Word (Term): :ערל שפתיים, aral sefatayim, “a person of uncircumcised, obstructed, or sealed lips”
Context: When God asks Moshe to speak to Pharaoh, Moshe responds that he will not be able to complete the mission properly because he is ערל שפתיים, aral sefatayim. (Exodus 6:12 and 30).
Midrash: There is a famous midrash which explains how Moshe came to have difficulty speaking: As a child in the palace, Moshe was much beloved by everyone, including Pharaoh. He would sit in Pharaoh’s lap and play with his crown, putting it on his own head. Pharaoh’s advisors warned Pharaoh that this child could be the troublemaker they had foreseen. A test was devised to ascertain little Moshe’s intelligence – two piles were put before him, one of glowing hot coals and the other of gold. If he went for the gold, he would be showing his precocious intelligence and would be killed; if he reached for the coals, he would be considered normal and therefore not dangerous and would be allowed to live. Moshe, who was indeed a child of unusual intelligence, naturally reached for the gold, but an angel came and steered his hand toward the hot coals, which Moshe then placed in his mouth, causing a lifelong lisp (Shemot Rabbah 1:26).
Interpretation: In addition to the physical explanation of Moshe’s speech disability, this midrash also implies a psychological explanation: Moshe learned from a young age, surely not just this one time, but again and again, he learned to suppress his intelligence in order to survive; he learned to hold back his voice – the truth of what he thought was right – he learned that to express what he thought, to show his most brilliant self, was not an act that would be received with love. And so, as a mechanism for survival, he habituated himself to stopping his own voice; he constricted those muscles; he placed an obstacle to seal his own lips; he became an aral sefatayim. As is often the case, the very mechanism that helps us survive childhood – an angel come to rescue us at the time – does not serve us well in adulthood.
Moshe is an individual representative of an entire suffering nation. According to another rabbinic tradition, the power of speech, dibbur, was “in exile” == inaccessible – for the entire people of Israel at this time. Part of what happened to them over the course of hundreds of years of enslavement is precisely this loss of voice. As an oppressed people, they gradually learned they had no power, no recourse, that speaking out was pointless, and so became voiceless, lost touch with the ability to know what they need and to ask for it, to stand up for themselves.
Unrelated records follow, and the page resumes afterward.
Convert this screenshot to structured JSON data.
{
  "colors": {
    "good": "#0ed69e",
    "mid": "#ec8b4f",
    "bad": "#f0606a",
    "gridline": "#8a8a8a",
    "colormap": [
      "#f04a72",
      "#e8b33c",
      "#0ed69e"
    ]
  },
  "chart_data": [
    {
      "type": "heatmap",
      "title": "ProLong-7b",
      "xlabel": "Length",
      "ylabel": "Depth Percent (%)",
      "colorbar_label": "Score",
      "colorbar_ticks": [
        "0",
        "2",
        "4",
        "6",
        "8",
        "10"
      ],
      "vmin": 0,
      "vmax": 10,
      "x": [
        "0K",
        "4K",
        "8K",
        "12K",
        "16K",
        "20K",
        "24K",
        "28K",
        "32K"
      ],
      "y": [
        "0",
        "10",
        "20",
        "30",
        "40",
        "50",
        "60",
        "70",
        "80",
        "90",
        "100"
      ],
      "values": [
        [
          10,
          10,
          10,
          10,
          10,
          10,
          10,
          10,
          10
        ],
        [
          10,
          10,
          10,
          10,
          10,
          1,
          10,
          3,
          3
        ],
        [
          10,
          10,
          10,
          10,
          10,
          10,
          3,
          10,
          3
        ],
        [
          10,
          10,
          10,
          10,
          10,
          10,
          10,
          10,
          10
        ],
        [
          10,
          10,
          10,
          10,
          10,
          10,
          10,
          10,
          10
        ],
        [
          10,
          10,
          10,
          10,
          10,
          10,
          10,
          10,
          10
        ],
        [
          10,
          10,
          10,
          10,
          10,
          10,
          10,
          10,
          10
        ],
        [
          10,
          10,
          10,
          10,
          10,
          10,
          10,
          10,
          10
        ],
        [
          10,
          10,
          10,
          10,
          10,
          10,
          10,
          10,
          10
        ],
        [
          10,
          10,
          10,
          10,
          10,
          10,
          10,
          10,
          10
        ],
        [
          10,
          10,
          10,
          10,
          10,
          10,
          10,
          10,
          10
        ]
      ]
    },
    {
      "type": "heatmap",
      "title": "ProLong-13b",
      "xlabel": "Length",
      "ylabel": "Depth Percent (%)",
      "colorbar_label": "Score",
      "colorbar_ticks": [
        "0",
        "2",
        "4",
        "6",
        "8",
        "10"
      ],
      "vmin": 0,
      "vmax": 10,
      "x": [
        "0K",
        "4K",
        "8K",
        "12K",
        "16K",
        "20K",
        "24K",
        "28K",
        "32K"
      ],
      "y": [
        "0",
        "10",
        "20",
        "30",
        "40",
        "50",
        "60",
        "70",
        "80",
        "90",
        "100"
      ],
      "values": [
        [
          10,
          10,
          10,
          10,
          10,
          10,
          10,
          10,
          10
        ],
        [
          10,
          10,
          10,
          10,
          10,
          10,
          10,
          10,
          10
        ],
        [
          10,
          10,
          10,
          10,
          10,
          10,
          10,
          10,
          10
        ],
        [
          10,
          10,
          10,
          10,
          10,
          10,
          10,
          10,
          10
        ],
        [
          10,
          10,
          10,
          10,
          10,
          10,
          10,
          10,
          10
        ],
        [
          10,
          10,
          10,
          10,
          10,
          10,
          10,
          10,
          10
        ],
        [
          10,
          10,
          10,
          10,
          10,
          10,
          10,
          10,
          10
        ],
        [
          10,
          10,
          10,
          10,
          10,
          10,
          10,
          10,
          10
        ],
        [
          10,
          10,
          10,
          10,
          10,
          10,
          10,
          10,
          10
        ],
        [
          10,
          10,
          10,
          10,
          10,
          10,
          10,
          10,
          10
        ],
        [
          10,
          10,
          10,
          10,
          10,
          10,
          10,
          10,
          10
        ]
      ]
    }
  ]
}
If he is going to redeem this people, Moshe has to first redeem his own voice, to recover the ability to speak his truth, to open his sealed lips. And so, as Moshe, with God’s and Aharon’s help, learns to speak to Pharaoh, the people, too, begin to sigh and to call out, at first only wordlessly and with no direction – they do not cry out “to God” while still in Egypt – until, eventually, their voice, the voice that had lain dormant all those years, this suppressed strength of their ancestors, hakol kol Yaakov, our national ability to use words powerfully, reemerges at the splitting of the Sea, where they cry out “to God,” and burst forth in the brilliant song of Az yashir.
And so, on Seder night, when we celebrate the exodus from Egypt, we celebrate through speech – by opening our lips to tell the story – because part of what we are celebrating is precisely this national redemption of speech.
Personal Message: To some extent, we all go through some obstruction or inhibition of our voice in childhood, as part of the socialization process. We learn to inhibit those parts of us that are deemed dangerous or unacceptable in our childhood homes, closing off some aspect of ourselves and limiting our voice. In our childhood, an angel helps us choose survival, but at what cost?
What parts of your voice have gone into hiding, into exile, over the years? What truth of your own self have you learned to seal up and inhibit, to hold back? In what way are you, too, an aral sefatayim, a person of obstructed lips?
Hashem sefatay tiftah. O Lord, please open my blocked lips. Let me fully realize my voice so that I can return to wholeness and sing out my true song – a song of endless praise to You.
The reclaiming and redemption of each of our voices helps us all move closer to the redemption of the world.